Mubadalah.id – Kongres Ulama Perempuan Indonesia (KUPI) telah menempati posisi penting dalam peta wacana Islam kontemporer di Indonesia. Ia bukan sekadar forum ulama perempuan, melainkan gerakan intelektual dan sosial yang mengusung tafsir keislaman berkeadilan gender, dengan metodologi khas yang tumbuh dari pengalaman panjang dan kerja kolektif antar lembaga, dan kelas sosial.
Sekretaris Lembaga Penelitian dan Pengabdian kepada Masyarakat (LP2M) UIN Siber Syekh Nurjati (SSC) Cirebon Wakhit Hasim, M.Hum menyebut KUPI sebagai gerakan pewacanaan yang unik dalam sejarah Islam Indonesia modern.
“KUPI adalah karya kolektif dari aktor-aktor yang datang dari latar belakang beragam baik secara individu, gender, agama, etnis, bahkan kelas sosial.
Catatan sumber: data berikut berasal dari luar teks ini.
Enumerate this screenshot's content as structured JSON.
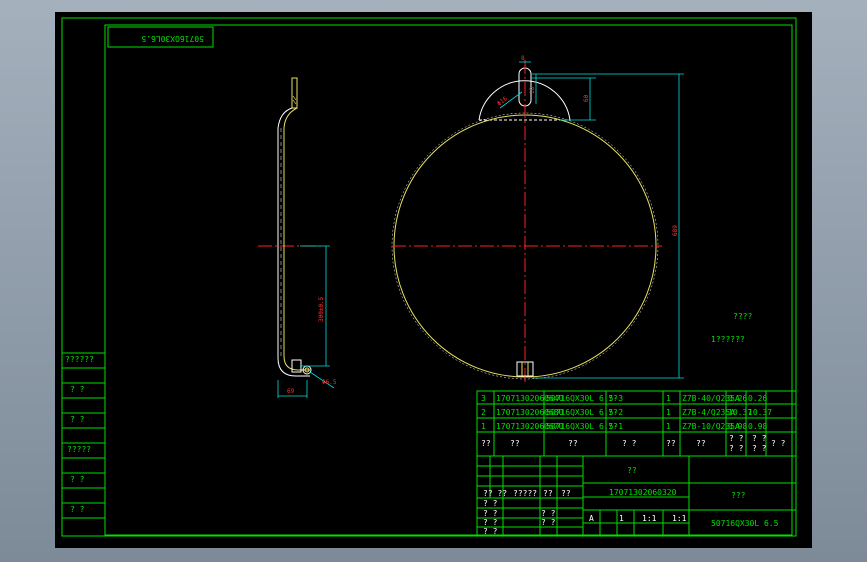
{
  "drawing": {
    "stamp": "50716OX30L6.5",
    "title": "??",
    "drawing_no": "17071302060320",
    "material": "???",
    "model": "50716QX30L 6.5",
    "note_label": "????",
    "note_item": "1??????"
  },
  "dimensions": {
    "slot_width": "8",
    "slot_height": "18",
    "diameter_small": "Φ16",
    "height_top": "60",
    "height_total": "689",
    "side_length": "300±0.5",
    "side_bottom": "69",
    "side_tag": "Φ6.5"
  },
  "left_strip": [
    "??????",
    "? ?",
    "? ?",
    "?????",
    "? ?",
    "? ?"
  ],
  "bom": {
    "rows": [
      [
        "3",
        "17071302060640",
        "50716QX30L 6.5-3",
        "??",
        "1",
        "Z7B-40/Q235A",
        "0.26",
        "0.26"
      ],
      [
        "2",
        "17071302060680",
        "50716QX30L 6.5-2",
        "??",
        "1",
        "Z7B-4/Q235A",
        "10.37",
        "10.37"
      ],
      [
        "1",
        "17071302060670",
        "50716QX30L 6.5-1",
        "??",
        "1",
        "Z7B-10/Q235A",
        "0.98",
        "0.98"
      ]
    ],
    "header": [
      "??",
      "??",
      "??",
      "? ?",
      "??",
      "??",
      "? ?\n? ?",
      "? ?"
    ]
  },
  "title_block": {
    "cells": [
      "??",
      "?? ??",
      "?????",
      "??",
      "??",
      "? ?",
      "? ?",
      "? ?",
      "? ?",
      "? ?",
      "? ?",
      "A",
      "1",
      "1:1",
      "1:1"
    ]
  }
}
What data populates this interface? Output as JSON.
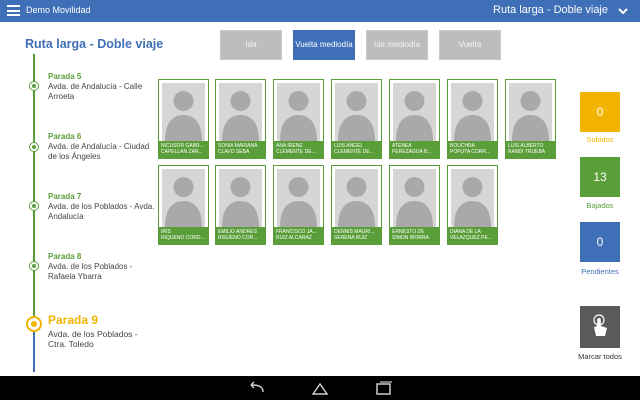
{
  "appbar": {
    "app_title": "Demo Movilidad",
    "route_title": "Ruta larga - Doble viaje",
    "menu_icon": "hamburger-menu-icon",
    "dropdown_icon": "chevron-down-icon"
  },
  "page_title": "Ruta larga - Doble viaje",
  "tabs": [
    {
      "label": "Ida",
      "active": false
    },
    {
      "label": "Vuelta mediodía",
      "active": true
    },
    {
      "label": "Ida mediodía",
      "active": false
    },
    {
      "label": "Vuelta",
      "active": false
    }
  ],
  "stops": [
    {
      "name": "Parada 5",
      "address": "Avda. de Andalucía - Calle Arroeta",
      "current": false
    },
    {
      "name": "Parada 6",
      "address": "Avda. de Andalucía - Ciudad de los Ángeles",
      "current": false
    },
    {
      "name": "Parada 7",
      "address": "Avda. de los Poblados - Avda. Andalucía",
      "current": false
    },
    {
      "name": "Parada 8",
      "address": "Avda. de los Poblados - Rafaela Ybarra",
      "current": false
    },
    {
      "name": "Parada 9",
      "address": "Avda. de los Poblados - Ctra. Toledo",
      "current": true
    }
  ],
  "passengers": [
    {
      "line1": "NICUSOR GABR...",
      "line2": "CAPELLAN ZAR..."
    },
    {
      "line1": "SONIA MARIANA",
      "line2": "CLAVO SEBA"
    },
    {
      "line1": "ANA IRENE",
      "line2": "CLEMENTE DE..."
    },
    {
      "line1": "LUIS ANGEL",
      "line2": "CLEMENTE DE..."
    },
    {
      "line1": "ATENEA",
      "line2": "PEREZAGUA B..."
    },
    {
      "line1": "BOUCHRA",
      "line2": "POPUTA CORR..."
    },
    {
      "line1": "LUIS ALBERTO",
      "line2": "RANDI TRUEBA"
    },
    {
      "line1": "IRIS",
      "line2": "RIQUEÑO CÓRD..."
    },
    {
      "line1": "EMILIO ANDRÉS",
      "line2": "RISUEÑO CÓR..."
    },
    {
      "line1": "FRANCISCO JA...",
      "line2": "RUIZ ALCARAZ"
    },
    {
      "line1": "DENNIS MAURI...",
      "line2": "SERENA RUIZ"
    },
    {
      "line1": "ERNESTO DE",
      "line2": "SIMON IBORRA"
    },
    {
      "line1": "DIANA DE LA",
      "line2": "VELÁZQUEZ PE..."
    }
  ],
  "counters": [
    {
      "value": "0",
      "label": "Subidos",
      "color": "#f2b400"
    },
    {
      "value": "13",
      "label": "Bajados",
      "color": "#5a9e3a"
    },
    {
      "value": "0",
      "label": "Pendientes",
      "color": "#3f6fb6"
    }
  ],
  "mark_all": {
    "label": "Marcar todos",
    "icon": "touch-hand-icon"
  },
  "navbar": {
    "back_icon": "back-icon",
    "home_icon": "home-icon",
    "recents_icon": "recents-icon"
  }
}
Namun memiliki satu tujuan bersama yaitu menyebarkan gagasan dan praktik keadilan gender dalam kehidupan,” ujarnya.
Menurut Pendiri Yayasan Wangsakerta itu ada tiga prinsip utama menjadi pondasi epistemologis KUPI: resiprositas (mubadalah), kebaikan bersama (ma’ruf), dan keadilan (i’tidal).
Ketiganya merupakan hasil pergulatan intelektual tokoh-tokoh sentral KUPI seperti Dr. Faqihuddin Abdul Kodir, Nyai Hj. Badriyah Fayumi, dan Nyai Hj. Nur Rofiah, yang masing-masing datang dari tradisi dan konteks keulamaan yang berbeda.
“Prinsip ini menjadi fondasi cara berpikir yang membentuk bagaimana KUPI memahami, merespon, dan merumuskan solusi atas masalah-masalah sosial, politik, bahkan ekologi,” terang Wakhit.
Dari Reinterpretasi Teks ke Universal
Menurut Wakhit, ada dua sifat unik dalam metodologi KUPI. Pertama, pada aspek reinterpretasi ajaran Islam yang berangkat dari kesadaran bahwa banyak teks keagamaan memiliki potensi multitafsir. KUPI memilih jalan yang tidak konfrontatif dalam memahami teks. Tetapi menggunakan pendekatan apreciative inquiry sebuah cara pandang yang mencari titik temu etik, bukan memperlebar jurang perbedaan tafsir.
“Problem teks yang banyak pertentangan tafsir tidak dihadapi dengan benturan. Melainkan dicari arah moralnya, agar setiap pandangan menuju satu konsen etik yang sama,” jelasnya.
Pendekatan ini menggeser cara tradisional dalam berdebat teologis menjadi cara dialogis, yang tidak menonjolkan distingsi. Tetapi menegaskan kesamaan nilai kemanusiaan dan keadilan. “Meski metodologi tafsirnya berubah, KUPI membawa umat menuju satu kesadaran moral yang sama,” lanjutnya.
Wakhit menilai, untuk memperdalam aspek ini diperlukan kajian ulang terhadap metodologi klasik—khususnya dalam membaca tema-tema ketertindasan perempuan.
“Diperlukan pemisahan mana prinsip etik, mana instrumen tafsir, dan mana konteks sosial-historis yang mempengaruhi,” katanya. “Ini bisa jadi satu bab tersendiri dalam buku tentang metodologi KUPI.”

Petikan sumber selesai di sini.